In reviewing the last year of financials, we were disheartened to see the company's revenues fell to the tune of 13%. Unfortunately, that's brought it right back to where it started three years ago with revenue growth being virtually non-existent overall during that time. So it appears to us that the company has had a mixed result in terms of growing revenue over that time.
This is in contrast to the rest of the industry, which is expected to grow by 16% over the next year, materially higher than the company's recent medium-term annualised growth rates.

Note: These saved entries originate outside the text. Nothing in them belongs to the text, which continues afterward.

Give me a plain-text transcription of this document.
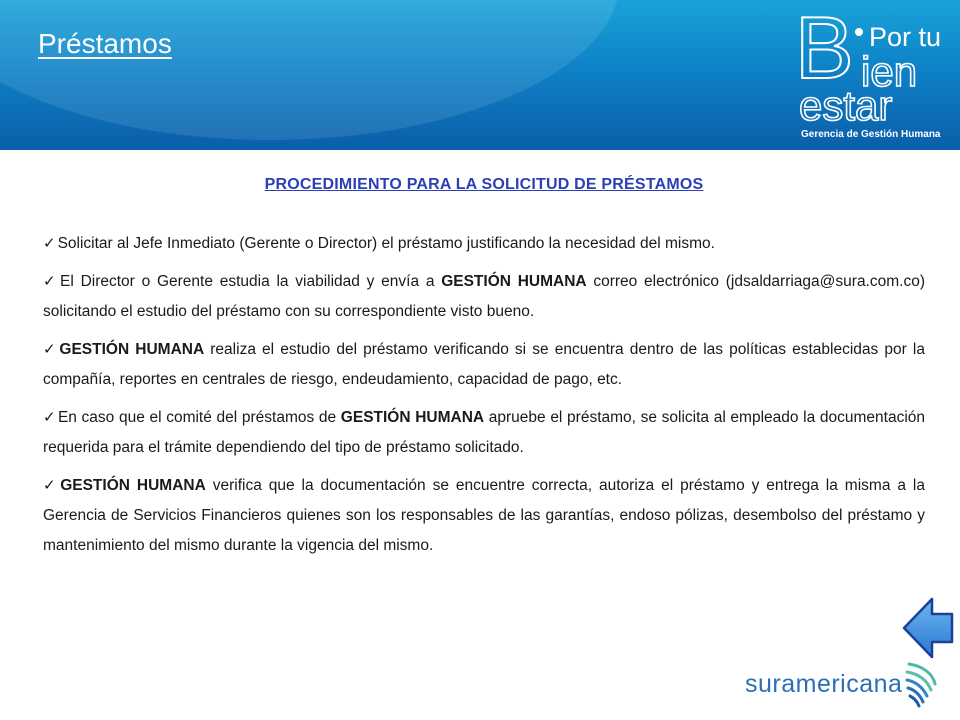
Préstamos	B Por tu
ien
estar
Gerencia de Gestión Humana
PROCEDIMIENTO PARA LA SOLICITUD DE PRÉSTAMOS
✓ Solicitar al Jefe Inmediato (Gerente o Director) el préstamo justificando la necesidad del mismo.
✓ El Director o Gerente estudia la viabilidad y envía a GESTIÓN HUMANA correo electrónico (jdsaldarriaga@sura.com.co) solicitando el estudio del préstamo con su correspondiente visto bueno.
✓ GESTIÓN HUMANA realiza el estudio del préstamo verificando si se encuentra dentro de las políticas establecidas por la compañía, reportes en centrales de riesgo, endeudamiento, capacidad de pago, etc.
✓ En caso que el comité del préstamos de GESTIÓN HUMANA apruebe el préstamo, se solicita al empleado la documentación requerida para el trámite dependiendo del tipo de préstamo solicitado.
✓ GESTIÓN HUMANA verifica que la documentación se encuentre correcta, autoriza el préstamo y entrega la misma a la Gerencia de Servicios Financieros quienes son los responsables de las garantías, endoso pólizas, desembolso del préstamo y mantenimiento del mismo durante la vigencia del mismo.
suramericana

With this information, we find it interesting that Lanzhou Zhuangyuan Pasture is trading at a fairly similar P/S compared to the industry. It seems most investors are ignoring the fairly limited recent growth rates and are willing to pay up for exposure to the stock. They may be setting themselves up for future disappointment if the P/S falls to levels more in line with recent growth rates.
The Key Takeaway
Lanzhou Zhuangyuan Pasture appears to be back in favour with a solid price jump bringing its P/S back in line with other companies in the industry Typically, we'd caution against reading too much into price-to-sales ratios when settling on investment decisions, though it can reveal plenty about what other market participants think about the company.
Our examination of Lanzhou Zhuangyuan Pasture revealed its poor three-year revenue trends aren't resulting in a lower P/S as per our expectations, given they look worse than current industry outlook. When we see weak revenue with slower than industry growth, we suspect the share price is at risk of declining, bringing the P/S back in line with expectations. Unless there is a significant improvement in the company's medium-term performance, it will be difficult to prevent the P/S ratio from declining to a more reasonable level.
Before you take the next step, you should know about the 2 warning signs for Lanzhou Zhuangyuan Pasture that we have uncovered.
If companies with solid past earnings growth is up your alley, you may wish to see this free collection of other companies with strong earnings growth and low P/E ratios.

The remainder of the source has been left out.